Improving Coherence Protocol Reactiveness by Trading Bandwidth for Latency

Computing Frontiers


This paper describes how on-chip network particularities could be used to improve coherence protocol responsiveness. In order to achieve this, a new coherence protocol, named LOCKE, is proposed. LOCKE successfully exploits large on-chip bandwidth availability to improve cache-coherent chip multiprocessor performance and energy efficiency. Provided that the interconnection network is designed to support multicast traffic and the protocol maximizes the potential advantages that direct coherence brings, we demonstrate that a multicast-based coherence protocol could reduce energy requirements in the CMP memory hierarchy.
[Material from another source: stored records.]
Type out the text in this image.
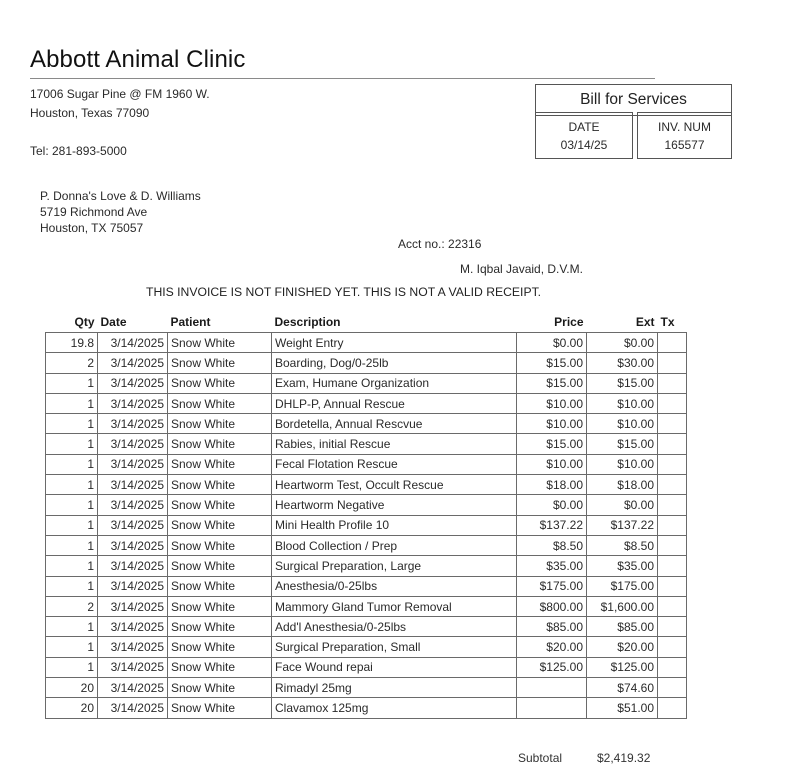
Abbott Animal Clinic
17006 Sugar Pine @ FM 1960 W.
Houston, Texas 77090
Tel: 281-893-5000
Bill for Services
DATE
03/14/25
INV. NUM
165577
P. Donna's Love & D. Williams
5719 Richmond Ave
Houston, TX 75057
Acct no.: 22316
M. Iqbal Javaid, D.V.M.
THIS INVOICE IS NOT FINISHED YET. THIS IS NOT A VALID RECEIPT.
Qty	Date	Patient	Description	Price	Ext	Tx
19.8	3/14/2025	Snow White	Weight Entry	$0.00	$0.00	
2	3/14/2025	Snow White	Boarding, Dog/0-25lb	$15.00	$30.00	
1	3/14/2025	Snow White	Exam, Humane Organization	$15.00	$15.00	
1	3/14/2025	Snow White	DHLP-P, Annual Rescue	$10.00	$10.00	
1	3/14/2025	Snow White	Bordetella, Annual Rescvue	$10.00	$10.00	
1	3/14/2025	Snow White	Rabies, initial Rescue	$15.00	$15.00	
1	3/14/2025	Snow White	Fecal Flotation Rescue	$10.00	$10.00	
1	3/14/2025	Snow White	Heartworm Test, Occult Rescue	$18.00	$18.00	
1	3/14/2025	Snow White	Heartworm Negative	$0.00	$0.00	
1	3/14/2025	Snow White	Mini Health Profile 10	$137.22	$137.22	
1	3/14/2025	Snow White	Blood Collection / Prep	$8.50	$8.50	
1	3/14/2025	Snow White	Surgical Preparation, Large	$35.00	$35.00	
1	3/14/2025	Snow White	Anesthesia/0-25lbs	$175.00	$175.00	
2	3/14/2025	Snow White	Mammory Gland Tumor Removal	$800.00	$1,600.00	
1	3/14/2025	Snow White	Add'l Anesthesia/0-25lbs	$85.00	$85.00	
1	3/14/2025	Snow White	Surgical Preparation, Small	$20.00	$20.00	
1	3/14/2025	Snow White	Face Wound repai	$125.00	$125.00	
20	3/14/2025	Snow White	Rimadyl 25mg		$74.60	
20	3/14/2025	Snow White	Clavamox 125mg		$51.00	
Subtotal	$2,419.32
The key idea presented is to establish a suitable level of on-chip network throughput to accelerate synchronization by two means: avoiding the protocol serialization, inherent to directory-based coherence protocol, and reducing average access time more than in other snoop-based coherence protocols, when shared data is truly contended. LOCKE is developed on top of a Token coherence performance substrate, with a new set of simple proactive policies that speeds up data synchronization and eliminates the passive token starvation avoidance mechanism. Using a full-system simulator that faithfully models on-chip interconnection, aggressive core architecture and precise memory hierarchy details, while running a broad spectrum of workloads, our proposal can improve both directory-based and token-based coherence protocols both in terms of energy and performance, at least in systems with up to 16 aggressive out-of-order processors in the chip.